Kann man sich kaum vorstellen.
Nur ein beispiel : Steht im Garten, bei der
Käuferbesichtigung, eine bestimmte Pflanze, so hat diese auch
dort zu stehen, wenn der Käufer das Haus übernimmt.
Kein Thema, was fest mit dem Boden verbunden ist, ist Bestandteil des Grundstücks.
Ich habe mehrmals Häuser verkauft und im Vertrag stand, dass
die Gardinen dazu gehören. Also blieben sie dort.

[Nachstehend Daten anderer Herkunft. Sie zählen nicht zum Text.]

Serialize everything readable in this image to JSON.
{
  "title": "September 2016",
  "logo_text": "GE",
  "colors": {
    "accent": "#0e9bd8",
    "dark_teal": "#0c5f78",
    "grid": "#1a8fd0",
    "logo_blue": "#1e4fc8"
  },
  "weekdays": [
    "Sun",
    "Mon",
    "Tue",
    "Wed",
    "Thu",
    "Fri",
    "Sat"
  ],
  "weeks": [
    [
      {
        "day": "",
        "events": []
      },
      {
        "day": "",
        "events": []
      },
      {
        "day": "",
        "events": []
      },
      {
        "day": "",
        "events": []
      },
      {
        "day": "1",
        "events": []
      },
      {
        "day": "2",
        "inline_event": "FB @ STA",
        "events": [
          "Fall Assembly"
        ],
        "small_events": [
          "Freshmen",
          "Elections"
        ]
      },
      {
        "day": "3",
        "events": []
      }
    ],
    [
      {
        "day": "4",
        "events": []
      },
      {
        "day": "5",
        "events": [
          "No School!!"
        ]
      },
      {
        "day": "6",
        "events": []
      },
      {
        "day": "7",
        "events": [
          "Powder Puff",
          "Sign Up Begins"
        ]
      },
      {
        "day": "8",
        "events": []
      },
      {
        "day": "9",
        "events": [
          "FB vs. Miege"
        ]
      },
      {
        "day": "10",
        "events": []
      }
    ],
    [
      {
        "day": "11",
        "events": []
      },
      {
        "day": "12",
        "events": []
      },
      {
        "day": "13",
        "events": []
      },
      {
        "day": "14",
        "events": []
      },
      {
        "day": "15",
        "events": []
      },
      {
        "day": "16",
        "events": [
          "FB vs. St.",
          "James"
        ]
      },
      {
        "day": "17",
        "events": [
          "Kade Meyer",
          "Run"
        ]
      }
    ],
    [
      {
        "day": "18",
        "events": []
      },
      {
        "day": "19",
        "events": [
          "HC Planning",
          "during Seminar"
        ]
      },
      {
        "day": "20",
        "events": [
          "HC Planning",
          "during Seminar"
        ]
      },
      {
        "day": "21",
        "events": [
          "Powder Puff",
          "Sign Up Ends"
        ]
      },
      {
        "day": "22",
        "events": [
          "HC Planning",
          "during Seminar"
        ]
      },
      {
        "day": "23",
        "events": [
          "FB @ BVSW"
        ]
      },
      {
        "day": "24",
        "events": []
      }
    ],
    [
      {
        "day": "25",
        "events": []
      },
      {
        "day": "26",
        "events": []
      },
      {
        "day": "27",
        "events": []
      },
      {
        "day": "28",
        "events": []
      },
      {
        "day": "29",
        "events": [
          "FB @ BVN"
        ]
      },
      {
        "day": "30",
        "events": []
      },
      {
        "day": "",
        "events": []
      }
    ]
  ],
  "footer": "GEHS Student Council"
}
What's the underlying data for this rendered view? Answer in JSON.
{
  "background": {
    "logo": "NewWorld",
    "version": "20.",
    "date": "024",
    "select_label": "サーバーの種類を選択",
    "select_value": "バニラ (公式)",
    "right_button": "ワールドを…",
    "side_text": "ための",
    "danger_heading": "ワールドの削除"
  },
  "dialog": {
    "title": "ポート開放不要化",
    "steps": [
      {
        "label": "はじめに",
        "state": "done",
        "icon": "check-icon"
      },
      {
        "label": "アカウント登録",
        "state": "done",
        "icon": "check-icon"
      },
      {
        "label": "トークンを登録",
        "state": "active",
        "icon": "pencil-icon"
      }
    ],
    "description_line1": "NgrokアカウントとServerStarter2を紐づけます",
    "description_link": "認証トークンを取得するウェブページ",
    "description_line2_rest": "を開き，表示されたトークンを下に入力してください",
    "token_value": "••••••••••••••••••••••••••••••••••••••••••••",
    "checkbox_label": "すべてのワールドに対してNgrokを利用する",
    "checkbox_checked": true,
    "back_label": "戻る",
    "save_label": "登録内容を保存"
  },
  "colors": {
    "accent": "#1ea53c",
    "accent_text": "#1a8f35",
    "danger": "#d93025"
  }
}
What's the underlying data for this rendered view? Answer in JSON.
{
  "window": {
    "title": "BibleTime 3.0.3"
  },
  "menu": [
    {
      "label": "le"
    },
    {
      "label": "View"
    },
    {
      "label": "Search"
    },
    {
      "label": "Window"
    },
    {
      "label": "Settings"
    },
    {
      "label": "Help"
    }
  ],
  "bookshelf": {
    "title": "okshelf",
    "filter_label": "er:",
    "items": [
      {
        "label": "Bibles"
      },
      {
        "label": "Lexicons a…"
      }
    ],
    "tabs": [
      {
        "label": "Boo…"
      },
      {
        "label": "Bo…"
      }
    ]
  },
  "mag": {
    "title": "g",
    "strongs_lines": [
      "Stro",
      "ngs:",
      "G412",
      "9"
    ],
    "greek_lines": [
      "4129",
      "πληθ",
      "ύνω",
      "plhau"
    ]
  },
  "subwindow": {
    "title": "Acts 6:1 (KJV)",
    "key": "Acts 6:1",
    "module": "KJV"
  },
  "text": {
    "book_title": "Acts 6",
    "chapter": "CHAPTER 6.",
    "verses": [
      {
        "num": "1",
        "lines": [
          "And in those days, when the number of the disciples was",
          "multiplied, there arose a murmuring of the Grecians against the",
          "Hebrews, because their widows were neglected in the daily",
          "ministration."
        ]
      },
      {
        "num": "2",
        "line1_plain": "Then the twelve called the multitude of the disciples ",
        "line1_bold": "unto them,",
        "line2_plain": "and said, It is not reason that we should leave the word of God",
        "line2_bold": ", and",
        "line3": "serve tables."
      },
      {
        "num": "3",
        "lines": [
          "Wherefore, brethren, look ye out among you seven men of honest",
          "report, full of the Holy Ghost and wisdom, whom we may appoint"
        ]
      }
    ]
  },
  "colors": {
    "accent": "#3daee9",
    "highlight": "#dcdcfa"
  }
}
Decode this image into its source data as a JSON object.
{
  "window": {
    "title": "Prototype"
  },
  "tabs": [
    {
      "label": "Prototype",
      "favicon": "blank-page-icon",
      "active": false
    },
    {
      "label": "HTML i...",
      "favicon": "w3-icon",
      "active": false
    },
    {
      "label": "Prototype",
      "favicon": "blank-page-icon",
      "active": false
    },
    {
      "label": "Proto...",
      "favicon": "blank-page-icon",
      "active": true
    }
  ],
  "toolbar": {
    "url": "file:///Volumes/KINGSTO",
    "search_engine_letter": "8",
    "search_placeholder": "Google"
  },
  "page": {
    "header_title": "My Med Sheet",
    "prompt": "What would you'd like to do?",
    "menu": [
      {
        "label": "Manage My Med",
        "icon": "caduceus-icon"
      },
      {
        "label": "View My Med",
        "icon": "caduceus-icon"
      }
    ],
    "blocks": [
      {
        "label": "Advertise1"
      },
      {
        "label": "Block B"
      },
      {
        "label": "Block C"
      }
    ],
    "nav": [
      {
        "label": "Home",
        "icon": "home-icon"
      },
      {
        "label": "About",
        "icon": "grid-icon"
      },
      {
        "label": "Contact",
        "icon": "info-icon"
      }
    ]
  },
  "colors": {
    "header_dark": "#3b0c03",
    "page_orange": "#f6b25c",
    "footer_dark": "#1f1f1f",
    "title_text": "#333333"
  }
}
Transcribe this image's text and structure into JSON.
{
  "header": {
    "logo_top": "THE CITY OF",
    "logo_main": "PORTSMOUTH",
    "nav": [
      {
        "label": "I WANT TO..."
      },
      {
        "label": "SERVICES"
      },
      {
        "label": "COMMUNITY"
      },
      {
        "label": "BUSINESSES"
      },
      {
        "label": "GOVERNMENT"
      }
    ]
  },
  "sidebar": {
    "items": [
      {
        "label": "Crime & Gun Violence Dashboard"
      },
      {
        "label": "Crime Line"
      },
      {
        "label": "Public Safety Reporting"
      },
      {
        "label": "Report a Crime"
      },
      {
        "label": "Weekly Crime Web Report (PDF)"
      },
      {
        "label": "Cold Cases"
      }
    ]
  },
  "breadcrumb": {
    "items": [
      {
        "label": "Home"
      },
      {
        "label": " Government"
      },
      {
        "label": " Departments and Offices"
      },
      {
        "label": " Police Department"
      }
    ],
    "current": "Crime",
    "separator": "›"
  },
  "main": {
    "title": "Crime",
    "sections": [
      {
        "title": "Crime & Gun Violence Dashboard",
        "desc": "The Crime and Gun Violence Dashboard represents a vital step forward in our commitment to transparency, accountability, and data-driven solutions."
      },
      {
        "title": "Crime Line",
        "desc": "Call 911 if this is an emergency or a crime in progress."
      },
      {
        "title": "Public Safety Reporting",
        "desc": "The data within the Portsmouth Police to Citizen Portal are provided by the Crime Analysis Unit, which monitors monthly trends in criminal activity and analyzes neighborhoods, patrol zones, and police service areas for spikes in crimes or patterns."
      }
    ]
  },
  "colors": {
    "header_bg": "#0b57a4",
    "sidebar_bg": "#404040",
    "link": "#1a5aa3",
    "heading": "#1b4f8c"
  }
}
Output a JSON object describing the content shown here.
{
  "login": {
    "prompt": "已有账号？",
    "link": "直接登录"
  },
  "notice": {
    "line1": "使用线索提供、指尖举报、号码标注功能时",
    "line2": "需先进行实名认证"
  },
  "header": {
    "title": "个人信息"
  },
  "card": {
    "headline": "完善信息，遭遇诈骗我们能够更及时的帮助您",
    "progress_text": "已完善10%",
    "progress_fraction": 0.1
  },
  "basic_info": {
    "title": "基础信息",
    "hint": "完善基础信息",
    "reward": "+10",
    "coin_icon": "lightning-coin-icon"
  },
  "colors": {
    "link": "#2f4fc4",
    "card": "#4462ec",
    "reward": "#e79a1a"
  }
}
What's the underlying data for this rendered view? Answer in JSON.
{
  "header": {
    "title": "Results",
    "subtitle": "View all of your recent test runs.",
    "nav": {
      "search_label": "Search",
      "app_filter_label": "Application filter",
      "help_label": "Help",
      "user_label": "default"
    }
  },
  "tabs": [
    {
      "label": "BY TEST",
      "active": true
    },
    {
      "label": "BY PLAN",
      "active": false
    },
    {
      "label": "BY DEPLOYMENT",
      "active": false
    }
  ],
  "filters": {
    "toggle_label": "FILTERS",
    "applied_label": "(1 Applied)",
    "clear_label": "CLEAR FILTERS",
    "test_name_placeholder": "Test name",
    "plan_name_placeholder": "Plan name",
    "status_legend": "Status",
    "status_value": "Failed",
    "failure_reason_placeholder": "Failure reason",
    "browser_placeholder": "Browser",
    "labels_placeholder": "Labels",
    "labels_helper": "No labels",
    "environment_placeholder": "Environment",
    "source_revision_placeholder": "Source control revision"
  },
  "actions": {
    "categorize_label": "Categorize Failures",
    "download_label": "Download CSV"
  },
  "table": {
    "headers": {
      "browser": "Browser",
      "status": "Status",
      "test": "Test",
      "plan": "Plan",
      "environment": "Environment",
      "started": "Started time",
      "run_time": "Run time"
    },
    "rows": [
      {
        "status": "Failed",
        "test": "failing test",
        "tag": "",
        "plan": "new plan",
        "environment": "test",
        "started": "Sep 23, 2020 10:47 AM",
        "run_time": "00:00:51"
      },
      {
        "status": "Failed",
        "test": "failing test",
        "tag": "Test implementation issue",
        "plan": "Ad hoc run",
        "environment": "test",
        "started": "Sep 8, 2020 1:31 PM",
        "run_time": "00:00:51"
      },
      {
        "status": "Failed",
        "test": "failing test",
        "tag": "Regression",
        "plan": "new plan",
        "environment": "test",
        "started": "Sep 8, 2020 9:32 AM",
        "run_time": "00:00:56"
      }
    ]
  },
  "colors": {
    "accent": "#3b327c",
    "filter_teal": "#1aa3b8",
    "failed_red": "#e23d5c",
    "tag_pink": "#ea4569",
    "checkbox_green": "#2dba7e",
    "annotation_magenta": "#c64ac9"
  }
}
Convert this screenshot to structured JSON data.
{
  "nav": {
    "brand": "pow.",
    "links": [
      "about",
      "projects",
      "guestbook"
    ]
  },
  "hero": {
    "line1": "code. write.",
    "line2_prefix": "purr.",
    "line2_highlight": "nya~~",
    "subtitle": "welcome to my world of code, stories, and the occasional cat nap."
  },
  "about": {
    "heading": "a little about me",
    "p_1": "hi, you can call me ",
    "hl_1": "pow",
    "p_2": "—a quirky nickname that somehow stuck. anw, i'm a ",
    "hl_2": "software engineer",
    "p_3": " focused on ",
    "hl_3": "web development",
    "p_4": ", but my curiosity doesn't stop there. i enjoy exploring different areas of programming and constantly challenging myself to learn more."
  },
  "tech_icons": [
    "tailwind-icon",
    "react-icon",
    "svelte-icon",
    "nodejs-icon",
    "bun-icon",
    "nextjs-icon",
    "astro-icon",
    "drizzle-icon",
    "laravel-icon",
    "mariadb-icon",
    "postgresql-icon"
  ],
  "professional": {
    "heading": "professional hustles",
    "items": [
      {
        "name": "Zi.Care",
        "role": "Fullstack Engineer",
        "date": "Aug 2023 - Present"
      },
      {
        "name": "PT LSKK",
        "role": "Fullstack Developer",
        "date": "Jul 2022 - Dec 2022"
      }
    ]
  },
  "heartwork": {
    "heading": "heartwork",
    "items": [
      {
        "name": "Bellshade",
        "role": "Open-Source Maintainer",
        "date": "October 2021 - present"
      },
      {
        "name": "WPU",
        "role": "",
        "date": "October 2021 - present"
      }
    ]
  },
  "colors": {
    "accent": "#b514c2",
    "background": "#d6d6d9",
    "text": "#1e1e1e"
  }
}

Kein Thema, wenn Dinge ausdrücklich im Kaufvertrag erwähnt werden. Da kann man auch reinschreiben, dass das auf dem Grundstück stehende Wohnmobil auch gleich mitverkauft wird, die Oma im Haus wohnen bleiben darf, und vom Käufer gepflegt werden muss, …
Ich habe ein Haus verkauft, die bei Besichtigung eine
Regenwassernutzungsanlage hatte. Diese aber ausgebaut werden
sollte. Also stand im Kaufvertrag, dass sie bei Übernahme
nicht mehr vorhanden ist.
Wie schon geschrieben, was eindeutig im Vertrag geregelt ist, ist kein Thema.
So einfach geht das.
Zum X-ten Mal: Nein! Wenn der Mitverkauf des Zubehörs nicht ausdrücklich im Vertrag ausgeschlossen ist, dann gilt die gesetzliche Fiktion, dass es im Zweifel als mitverkauft gilt. Und dann stellt sich für jeden Pups die Frage, ob es Zubehör ist oder nicht, und ob es der Verkäufer daher im/am Haus belassen muss, oder es mitnehmen darf, und daher dürfen sich Gerichte ständig damit befassen, ob ein gemauerter Gartenkamin, die Lichtleiste im Blumenfenster, der maßgefertigte Schrank für die Nische unter der Treppe, der im Garten stehende Pool, die im Keller stehende Sauna, … Bestandteil, Zubehör oder nichts von beidem ist, und ob der Verkäufer den Krempel daher mitnehmen durfte oder nicht, und dies hat überhaupt nicht ansatzweise damit etwas zu tun, ob das Zeug bei Besichtigung schon da gestanden hat, oder nicht. Dies ist die dt. Rechtswirklichkeit zu diesem Thema und da beisst die Maus nun mal keinen Faden ab, auch wenn Du meinst, dass es anders wäre.